I won’t be combing South Philadelphia to register voters like I did in 2008, because the Democrats still haven’t learned what supporting youth actually looks like: letting us speak, and act, on our own behalf. Instead, Democrats wrap Millennials in dirty diapers, and shove pacifiers in our mouths when we try to point out the problems they’re leaving for the next generation. They tell us to quit whining — they’re taking good care of us.
The stink of faux-empowerment politics was pungent at the Democratic National Convention. Following the signs for the “Youth Caucus” through the bowels of the Charlotte Convention Center, I found my way to the cavernous “Ballroom C.” For the un-credentialed convention-goers like me, the Democrats had provided daily caucuses for key constituencies, like LGBT, veterans, and youth.
As my eyes adjusted, I noted a paucity of available seating, and of youth. I scurried up front to fill an empty seat next to some suited thirty-somethings. “These are reserved,” a bloated face scrunched in my direction. Meanwhile, a middle-aged statesman provoked a resounding “awwww” by describing how counselors told kids in his community, “Maybe college isn’t for you.” A middle-aged woman scolded the crowd, “As a college student…you have to stand before them [haters, presumably] and say Barack Obama will be re-elected!” And a middle-aged Organizing For America director elucidated just how much David Axelrod cares about his children.
Finally, the kids got to speak.
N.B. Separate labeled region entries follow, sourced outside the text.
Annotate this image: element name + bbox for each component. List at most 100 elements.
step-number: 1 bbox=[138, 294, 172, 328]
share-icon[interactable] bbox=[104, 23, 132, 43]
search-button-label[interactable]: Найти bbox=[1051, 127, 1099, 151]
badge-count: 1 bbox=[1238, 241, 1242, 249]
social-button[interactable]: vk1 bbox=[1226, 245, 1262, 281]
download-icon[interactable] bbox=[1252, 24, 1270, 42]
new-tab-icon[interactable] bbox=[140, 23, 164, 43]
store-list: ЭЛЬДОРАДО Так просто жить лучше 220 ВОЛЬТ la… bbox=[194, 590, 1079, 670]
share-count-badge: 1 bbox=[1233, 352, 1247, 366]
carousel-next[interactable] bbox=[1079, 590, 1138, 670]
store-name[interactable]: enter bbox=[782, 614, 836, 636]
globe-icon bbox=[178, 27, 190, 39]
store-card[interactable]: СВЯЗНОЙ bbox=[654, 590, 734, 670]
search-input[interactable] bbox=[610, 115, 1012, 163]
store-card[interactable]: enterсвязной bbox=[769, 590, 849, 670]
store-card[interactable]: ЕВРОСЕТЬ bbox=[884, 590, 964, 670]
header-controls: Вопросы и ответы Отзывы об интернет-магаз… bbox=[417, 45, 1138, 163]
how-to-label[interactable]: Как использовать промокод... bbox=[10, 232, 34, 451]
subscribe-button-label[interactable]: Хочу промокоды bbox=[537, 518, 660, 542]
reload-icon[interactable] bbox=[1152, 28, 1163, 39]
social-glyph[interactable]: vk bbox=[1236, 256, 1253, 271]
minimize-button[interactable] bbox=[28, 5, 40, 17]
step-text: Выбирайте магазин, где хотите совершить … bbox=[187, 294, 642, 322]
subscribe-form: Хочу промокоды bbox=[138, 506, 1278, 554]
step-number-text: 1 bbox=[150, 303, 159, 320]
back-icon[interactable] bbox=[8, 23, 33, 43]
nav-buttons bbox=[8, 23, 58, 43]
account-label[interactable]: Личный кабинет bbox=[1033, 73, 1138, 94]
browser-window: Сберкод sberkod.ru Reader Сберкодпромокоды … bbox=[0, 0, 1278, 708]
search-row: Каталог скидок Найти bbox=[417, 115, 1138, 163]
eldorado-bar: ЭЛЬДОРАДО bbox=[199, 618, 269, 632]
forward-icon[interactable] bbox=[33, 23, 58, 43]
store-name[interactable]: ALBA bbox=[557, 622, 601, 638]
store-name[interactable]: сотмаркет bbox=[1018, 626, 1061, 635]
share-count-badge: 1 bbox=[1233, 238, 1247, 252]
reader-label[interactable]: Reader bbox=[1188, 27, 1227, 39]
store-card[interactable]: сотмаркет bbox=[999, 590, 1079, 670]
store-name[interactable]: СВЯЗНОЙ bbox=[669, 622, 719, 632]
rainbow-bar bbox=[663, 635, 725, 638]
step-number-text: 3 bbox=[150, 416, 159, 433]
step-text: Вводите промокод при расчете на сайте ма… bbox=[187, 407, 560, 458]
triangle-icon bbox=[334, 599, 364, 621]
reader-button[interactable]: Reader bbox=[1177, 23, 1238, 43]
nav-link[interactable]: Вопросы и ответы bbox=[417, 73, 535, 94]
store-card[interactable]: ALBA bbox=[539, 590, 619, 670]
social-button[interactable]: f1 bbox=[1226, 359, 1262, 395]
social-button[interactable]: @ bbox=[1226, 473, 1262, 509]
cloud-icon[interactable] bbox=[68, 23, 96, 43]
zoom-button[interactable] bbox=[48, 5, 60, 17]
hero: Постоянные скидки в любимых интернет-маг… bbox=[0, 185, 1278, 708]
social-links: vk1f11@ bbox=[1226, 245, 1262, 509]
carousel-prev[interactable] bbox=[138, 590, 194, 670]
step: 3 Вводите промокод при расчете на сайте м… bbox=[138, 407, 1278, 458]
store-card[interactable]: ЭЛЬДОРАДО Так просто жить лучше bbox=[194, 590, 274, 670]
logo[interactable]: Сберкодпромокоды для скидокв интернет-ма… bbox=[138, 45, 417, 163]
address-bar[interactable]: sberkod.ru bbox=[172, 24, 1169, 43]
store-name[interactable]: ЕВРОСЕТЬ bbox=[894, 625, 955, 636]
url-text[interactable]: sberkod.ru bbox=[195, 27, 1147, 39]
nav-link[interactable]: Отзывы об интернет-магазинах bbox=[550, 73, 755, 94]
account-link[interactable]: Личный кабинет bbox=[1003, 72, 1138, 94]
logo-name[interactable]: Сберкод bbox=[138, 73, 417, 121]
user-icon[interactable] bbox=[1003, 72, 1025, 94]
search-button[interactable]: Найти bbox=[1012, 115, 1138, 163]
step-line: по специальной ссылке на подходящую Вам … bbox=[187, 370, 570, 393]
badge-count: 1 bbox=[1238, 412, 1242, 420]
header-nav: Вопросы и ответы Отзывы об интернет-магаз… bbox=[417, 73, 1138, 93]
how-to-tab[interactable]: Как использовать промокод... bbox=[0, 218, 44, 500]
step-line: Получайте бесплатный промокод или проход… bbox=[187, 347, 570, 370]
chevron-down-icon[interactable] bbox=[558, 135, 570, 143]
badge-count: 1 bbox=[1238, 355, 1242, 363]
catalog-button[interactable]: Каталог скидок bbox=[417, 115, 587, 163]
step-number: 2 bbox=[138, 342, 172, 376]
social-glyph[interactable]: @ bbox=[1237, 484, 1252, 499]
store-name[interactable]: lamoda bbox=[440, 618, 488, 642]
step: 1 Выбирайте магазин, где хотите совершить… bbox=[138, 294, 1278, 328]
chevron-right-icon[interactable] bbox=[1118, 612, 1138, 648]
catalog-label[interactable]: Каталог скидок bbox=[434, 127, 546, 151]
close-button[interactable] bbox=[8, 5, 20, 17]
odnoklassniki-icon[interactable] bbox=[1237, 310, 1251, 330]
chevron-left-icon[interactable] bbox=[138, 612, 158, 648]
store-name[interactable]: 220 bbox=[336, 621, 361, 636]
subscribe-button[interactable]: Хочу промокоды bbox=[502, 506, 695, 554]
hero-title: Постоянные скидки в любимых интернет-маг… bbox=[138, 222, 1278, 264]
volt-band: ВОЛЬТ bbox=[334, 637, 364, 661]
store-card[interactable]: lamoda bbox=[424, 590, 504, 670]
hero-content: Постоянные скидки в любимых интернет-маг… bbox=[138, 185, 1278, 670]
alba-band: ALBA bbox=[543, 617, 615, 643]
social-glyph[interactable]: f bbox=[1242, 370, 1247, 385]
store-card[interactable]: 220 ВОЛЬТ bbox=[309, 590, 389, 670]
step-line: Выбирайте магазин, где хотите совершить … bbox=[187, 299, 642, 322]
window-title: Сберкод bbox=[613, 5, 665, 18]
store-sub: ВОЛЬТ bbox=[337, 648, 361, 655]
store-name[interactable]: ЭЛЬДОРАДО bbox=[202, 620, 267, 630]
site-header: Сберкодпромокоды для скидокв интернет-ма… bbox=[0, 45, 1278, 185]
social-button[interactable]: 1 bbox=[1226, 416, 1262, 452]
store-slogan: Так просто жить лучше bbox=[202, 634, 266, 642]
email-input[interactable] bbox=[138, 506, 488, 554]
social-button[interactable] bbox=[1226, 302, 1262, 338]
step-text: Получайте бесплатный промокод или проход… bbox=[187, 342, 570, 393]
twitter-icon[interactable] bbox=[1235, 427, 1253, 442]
Rod Snyder, the early-thirties President of Young Democrats for America and Rob Abraham, a mid-twenties Youth Vote director for OFA, delivered related messages: it’s awfully important for youth to vote. At that point, Dr. Jill Biden — teacher, mother, and grandmother — unexpectedly entered to speak to the children, derailing the meeting for nearly half an hour, and displacing the subsequent youth speakers scheduled.
As I exited the hall, I spotted a dozen or so youth delegates, of the “644 under 36” that the convention commonly boasted. Martin Cliff, a high school senior from Minnesota, shared his DNC experience. “I think at the high levels, there’s a lot of talk about youth, which is excellent. But once you get down to the community level, I hear from lot of other youth delegates say there’s not much respect for youth in the party.” Calling it “ageism” he described how “adults use us more as a tool, for a picture with a politician…not because I have good ideas.”
Some junior delegates were far more ticked off than Cliff.
“I have left the party today, for Occupy!” Through the darkness at Marshall Park, I made out the crisp gray suit and wavy blonde hair of Daniel McKenzie, a certified youth delegate from Minnesota who had stumbled upon the Occupy DNC encampment after storming out of the convention.
Despite, well, many things, the Occupiers generally welcomed McKenzie as he explained the cause of his defection. According to McKenzie, the President had flouted procedure to insert God back into the party’s platform, ignoring “obvious dissent” in the voice vote. After attempting to find a parliamentarian and exact recourse, he realized “it was impossible,” and departed.